First, we need to understand the unit tangent bundle $T^1 S^2$. Once we know this, we product this with $[0,\infty)$ and then quotient all points of the form $(u, 0)\in T^1S^2 \times\mathbb{R}$ somehow to get the 0 section $S^2$. (This is precisely the mapping cylinder construction Ryan mentions).

Before we can talk about the "unit tangent bundle", we must have a notion of length of vectors. So in the background, pretend like I picked a Riemannian metric so lengths make sense.

I claim $T^1 S^2$ is diffeomorphic to $SO(3)$ (the collection of 3 x 3 orthogonal matrices of determinant 1) which is diffeomorphic to $\mathbb{R}P^3$.

The map from $T^1 S^2$ to $SO(3)$ sends $(u,v)$ to the matrix with columns $u, v, u\times v$. Here, I'm thinking of a unit tangent vector $v\in T_u S^2$ as a vector in $\mathbb{R}^3$ orthogonal to the vector $u$.

The easiest way to see $SO(3)$ and $\mathbb{R}P^3$ are diffeomorphic is to note they are both quotients of $S^3 = SU(2)$ by the same quotienting map.

So, we understand $T^1 S^2$, the unit length vectors in $TS^2$.

To allow for length, we product with $[0,\infty)$. Now, the only problem is the 0 section should be an $S^2$, and it's currently an $\mathbb{R}P^3$, so some quotienting must happen.

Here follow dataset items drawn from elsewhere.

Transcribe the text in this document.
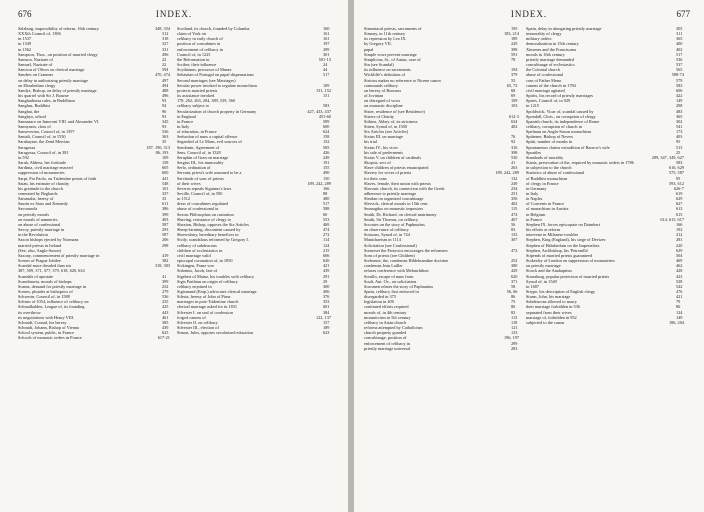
676	INDEX.
348, 354
Salzburg, impossibility of reform, 16th century
312
XXXth Council of, 1386
318
in 1537
327
in 1549
331
in 1562
496
Sampson, Thos., on position of married clergy
22
Samson, Nazirate of
22
Samuel, Nazirate of
594
Sancion of Olivos on clerical marriage
470, 474
Sanders on Cranmer
497
on delay in authorizing priestly marriage
494
on Elizabethan clergy
488
Sandys, Bishop, on delay of priestly marriage
496
his quarrel with Sir J. Bourne
93
Sanghadisesa rules, in Buddhism
94
Sanghas, Buddhist
96
Sanghat, the
93
Sanghya, school
345
Sannazaro on Innocent VIII. and Alexander VI.
93
Sannyasin, class of
536
Sanseverino, Council of, in 1597
363
Santali, Council of, in 1550
35
Sarabaytae, the Zend Mercian
187, 190, 313
Saragossa
86, 193
Saragossa, Council of, in 381
109
in 592
158
Sarah, Abbess, her fortitude
605
Sardinia, civil marriage enacted
600
suppression of monasteries
441
Sarpi, Fra Paolo, on Tridentine points of faith
548
Satan, his estimate of chastity
101
his gratitude to the church
337
venerated by Beghards
33
Saturnalia, heresy of
611
Saurin ex Stars and Kennedy
386
Savonarola
399
on priestly morals
403
on morals of nunneries
587
on abuse of confessional
293
Savoy, priestly marriage in
587
in the Revolution
206
Saxon bishops ejected by Normans
298
married priests in Ireland
(See, also, Anglo-Saxon)
419
Saxony, commencement of priestly marriage in
382
Scenes of Prague Jubilee
318, 383
Scandal more dreaded than sin
387, 509, 371, 377, 379, 618, 620, 634
41
Scandals of apostate
399
Scandinavia, morals of bishops
252
Scania, demand for priestly marriage in
279
Scenes, plunder at bishoprics of
536
Schwerin, Council of, in 1588
235
Schism of 1054, influence of celibacy on
425
Schmalkalden, League of, its founding
443
its overthrow
461
its negotiations with Henry VIII.
385
Schmidt, Conrad, his heresy
439
Schmidt, Johann, Bishop of Vienna
625
School system, public, in France
617-21
Schools of monastic orders in France
160
Scotland, its church, founded by Columba
161
claim of York on
161
celibacy in early church of
197
position of concubines in
299
enforcement of celibacy in
301
Council of, in 1225
501-13
the Reformation in
24
Scriber, their influence
44
Scythianus, precursor of Manes
517
Sebastian of Portugal on papal dispensations
Second marriages (see Marriages)
109
Secular power invoked to regulate monachism
131, 152
protects married priests
151
its assistance invoked
178, 262, 263, 284, 389, 539, 560
583
celibacy subject to
427, 433, 437
Secularization of church property in Germany
451-60
in England
589
in France
600
in Italy
624
of education, in France
158
Seduction of nuns a capital offence
152
Segenfrid of Le Mans, evil sources of
585
Sendomir, Agreement of
426
Sens, Council of, in 1528
249
Seraphin of Gran on marriage
191
Sergius III., his immorality
155
Serlo, ordination of
490
Servant, priest's wife assumed to be a
150
Servitude of sons of priests
189, 242, 289
of their wives
166
Severus repeals Siguinus's laws
88
Seville, Council of, in 590
480
in 1512
517
dress of concubines regulated
588
abuse of confessional in
60
Sextus Philosophus on castration
553
Shaving, resistance of clergy to
469
Shaxton, Bishop, opposes the Six Articles
474
Sheep-farming, discontent caused by
272
Shrewsbury, hereditary benefices in
114
Sicily, scandalous reformed by Gregory I.
124
celibacy of subdeacons
215
children of ecclesiastics in
606
civil marriage valid
626
episcopal coronation of, in 1850
421
Sickingen, Franz von
439
Sidonius, Jacob, fate of
291
Sigebert of Mainz, his troubles with celibacy
29
Sigis Parthian on origin of celibacy
300
celibacy enjoined in
406
Sigismund (Emp.) advocates clerical marriage
376
Silesia, heresy of John of Pirna
353
marriages in post-Tridentine church
601
clerical marriage asked for in 1831
384
Silvester I. on seal of confession
122, 137
forged canons of
157
Silvester II. on celibacy
189
Silvester III., election of
623
Simon, Jules, opposes secularized education
INDEX.	677
195
Simoniacal priests, sacraments of
183, 214
Simony, in 11th century
189
its repression by Leo IX.
229
by Gregory VII.
398
papal
591
Simple vows prevent marriage
78
Simplicius, St., of Autun, case of
Sin (see Scandal)
194
its influence on sacraments
379
Wickliffe's definition of
55
Siricius makes no reference to Nicene canon
65, 72
commands celibacy
68
on heresy of Bonosus
69
of Jovinian
109
on disregard of vows
103
on monastic discipline
Sister, residence of (see Residence)
612-3
Sisters of Charity
634
Sithieu, Abbey of, its strictness
402
Sitten, Synod of, in 1500
Six Articles (see Articles)
76
Sixtus III. on marriage
92
his trial
316
Sixtus IV., his vices
398
his sale of preferments
530
Sixtus V. on children of cardinals
41
Skopsis, sect of
263
Slave children of priests emancipated
189, 242, 289
Slavery for wives of priests
132
for their sons
249
Slaves, female, their union with priests
234
Slavonic church, its connection with the Greek
251
adherence to priestly marriage
356
Slesdan on organized concubinage
402
Slesvick, clerical morals in 15th cent.
115
Smaragdus on monastic impostors
474
Smith, Dr. Richard, on clerical matrimony
467
Smith, Sir Thomas, on celibacy
56
Socrates on the story of Paphnutius
83
on observance of celibacy
133
Soissons, Synod of, in 744
307
Manichaeism in 1114
Solicitation (see Confessional)
472
Somerset the Protector encourages the reformers
Sons of priests (see Children)
252
Sorbonne, the, condemns Hildebrandine doctrine
380
condemns Jean Lailler
429
refuses conference with Melanchthon
620
Sorullo, escape of nuns from
371
Soult, Ant. Ov., on solicitation
58
Sozomen relates the story of Paphnutius
56, 66
Spain, celibacy first enforced in
86
disregarded in 375
75
legislation in 400
86
continued efforts required
82
morals of, in 4th century
113
monasticism in 5th century
118
celibacy in Arian church
121
reforms attempted by Catholicism
133
church property guarded
196, 197
concubinage, position of
299
enforcement of celibacy in
283
priestly marriage universal
305
Spain, delay in abrogating priestly marriage
311
immorality of clergy
365
military orders
400
demoralization in 15th century
402
Ximenes and the Franciscans
517
morals in 16th century
536
priestly marriage demanded
537
concubinage of ecclesiastics
565
the Colonial church
588-74
abuse of confessional
579
case of Father Mena
583
canons of the church in 1784
606
civil marriage agitated
422
Spirits, his record of priestly marriages
149
Spires, Council of, in 929
298
in 1215
483
Spoldwick, Vicar of, scandal caused by
365
Spondall, Chris., on corruption of clergy
302
Spanish church, its independence of Rome
541
celibacy, corruption of church in
173
Spelman on Anglo-Saxon monachism
403
Spittener, Bishop of Neven
95
Spitti, number of monks in
513
Spontaneous claims extradition of Barrow's wife
25
Sprattles
289, 347, 349, 627
Standards of morality
583
Stanis, persecution of the, required by monastic orders in 1786
616, 629
in subjection to the church
575, 587
Statistics of abuse of confessional
95
of Buddhist monachism
593, 612
of clergy in France
626-7
in Germany
619
in Italy
629
in Naples
627
of Convents in France
613
of monachism in Austria
615
in Belgium
614, 615, 617
in France
166
Stephen IX. forces episcopate on Daimbert
192
his efforts at reform
212
intervene in Milanese troubles
281
Stephen, King (England), his siege of Devizes
220
Stephen of Habsberlain on the Imperialists
629
Stephen, Archbishop, his 'Petronilla'
504
Stipends of married priests guaranteed
469
Stokesley of London on suppression of monasteries
462
on priestly marriage
428
Storck and the Anabaptists
423
Strassburg, popular protection of married priests
528
Synod of, in 1549
542
in 1687
476
Strype, his description of English clergy
421
Sturm, John, his marriage
79
Subdeacons allowed to marry
86
their marriage forbidden in 536
124
separated from their wives
149
marriage of, forbidden in 952
186, 204
subjected to the canon
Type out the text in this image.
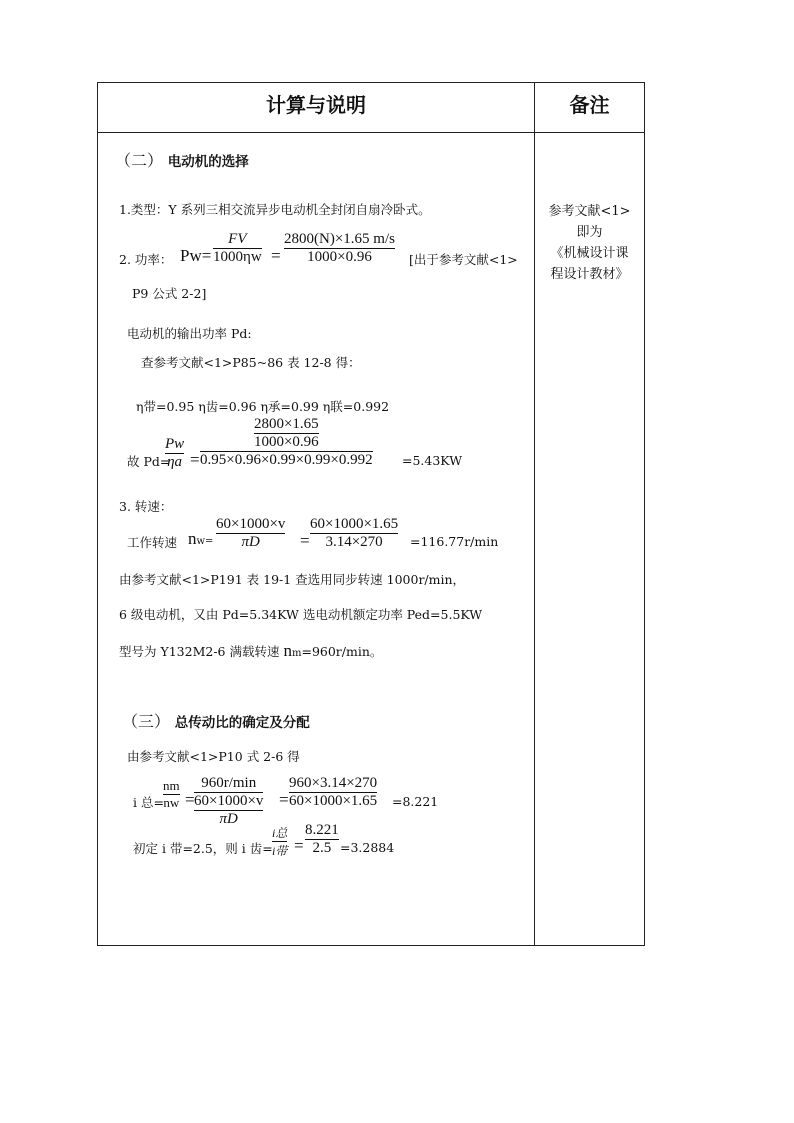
计算与说明	备注
参考文献<1>
即为
《机械设计课
程设计教材》
（二） 电动机的选择
1.类型：Y 系列三相交流异步电动机全封闭自扇冷卧式。
2. 功率： Pw=
FV
1000ηw =
2800(N)×1.65 m/s
1000×0.96	[出于参考文献<1>
P9 公式 2-2]
电动机的输出功率 Pd:
查参考文献<1>P85~86 表 12-8 得：
η带=0.95 η齿=0.96 η承=0.99 η联=0.992
故 Pd=
Pw
ηa =
$\frac{2800\times 1.65}{1000\times 0.96}$
0.95×0.96×0.99×0.99×0.992 =5.43KW
3. 转速：
工作转速 nw=
60×1000×v
πD	=
60×1000×1.65
3.14×270	=116.77r/min
由参考文献<1>P191 表 19-1 查选用同步转速 1000r/min，
6 级电动机，又由 Pd=5.34KW 选电动机额定功率 Ped=5.5KW
型号为 Y132M2-6 满载转速 nm=960r/min。
（三） 总传动比的确定及分配
由参考文献<1>P10 式 2-6 得
i 总=
nm
nw =
960r/min
$\frac{60\times 1000\times v}{\pi D}$ =
960×3.14×270
60×1000×1.65 =8.221
初定 i 带=2.5，则 i 齿=
i总
i带 =
8.221
2.5 =3.2884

What quotienting must happen? Well, all the unit vectors at a given point must collapse to the point. Well, there is the action of a circle on $T^1S^2$ given by rotation vectors clockwise (say) as seen from the normal vector to the sphere. This action is clearly free. Now, it's a fact that if you translate this circle action into the $SO(3)$ picture, the circle action is the Hopf action. This implies that we identify $\mathbb{R}P^3$ with $S^2$ by quotienting by the Hopf action: Two points in $\mathbb{R}P^3$ iff they are in the same Hopf orbit.

Incidentally, I just learned a few days ago that $TS^2$ is not homeomorphic to $S^2\times \mathbb{R}^2$, though I'm still not sure how to prove it ;-). (Of course, it's clear that they are not bundle isomorphic, but they could still be abstractly homeomorphic). I don't know about the other nonparallizable tangent bundles, though.